A French watchdog released a report Wednesday on behalf of the High Council for Equality between Women and Men. The report “Pornocriminality: let’s put an end to the impunity of the pornography industry!” was formally handed to Bérangère Couillard, the Minister for Gender Equality and the Fight against Discrimination.
In a study which took over a year, the High Council’s Violence Against Women Commission examined pornographic videos available online, with hearings along with studies of existing literature. Throughout March, they reviewed the content of the four most popular pornographic platforms, finding that “there are 1.4 million videos of sadistic practices’. According to the report, as much as “90% of pornographic content presents unsimulated acts of physical, sexual or verbal violence against women.” They further highlight that children are also affected, with 1.3 million child-themed videos that “trivialize and eroticize incest and child criminality.”
They found that not only were these acts morally shocking, but “some of this violent content meets the legal definition of acts of torture and barbarism,” including 70,118 under the keyword “surprise” and 13,898 under “torture.” They pointed to “several legal proceedings” currently underway with producers accused of offences ranging from aggravated human trafficking and pimping, to gang rape and rape with acts of torture and barbarity.
The report denounces possible claims that such content is cinema, as it says “the acts are not simulated, the violence is real,” or allowed under liberal principles of expression, sexual liberation or artistic freedom as ignorant, instead claiming that they “violate the principles of French and international law.” They point to failures of the government and specifically Pharos, a government platform for reporting illegal content, for failing to act on this, calling “on French institutions to ensure that these illegal activities are finally prosecuted and published.”
In a France Inter interview, the council’s president, Sylvie Pierre-Brossolette, described violent pornography as “a factory for future rapists, future killers of women,” stating that there is “no justification in 2023 for tolerating these unlawful acts of unbearable torment” that were accessible to minors.
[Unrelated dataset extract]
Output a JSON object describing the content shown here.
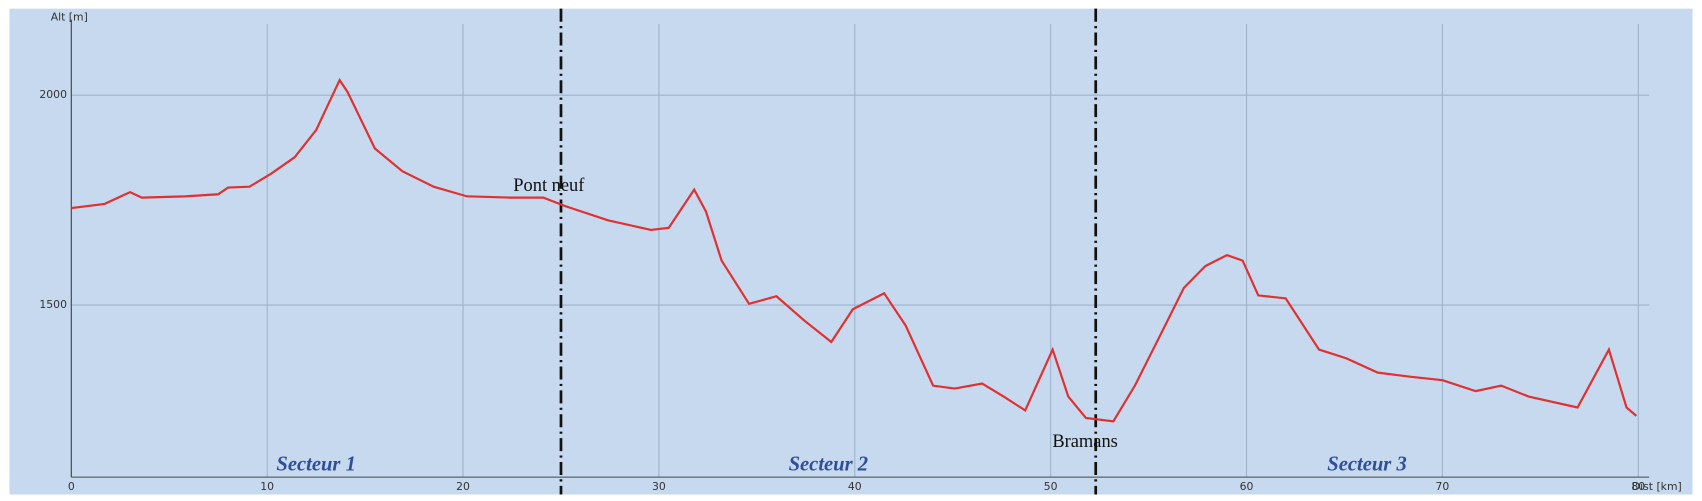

She told AFP, “our aim is to shake people’s consciences by crudely describing the torture practices that are commonplace in the porn industry. We call it ‘pornocrime’ because these practices are illegal and fall under the penal code.”
The committee have a number of propositions, including blocking “pornographic websites that do not apply effective age controls” (which the country passed a law requiring in 2020, however this has not yet been enacted, with porn sites reluctant to implement it), establishing a right to remove sexual content at the request of any person featured in a recording, and enforcing sex education in schools to combat the risk of young people educated primarily by watching porn, including regular critiques of pornography.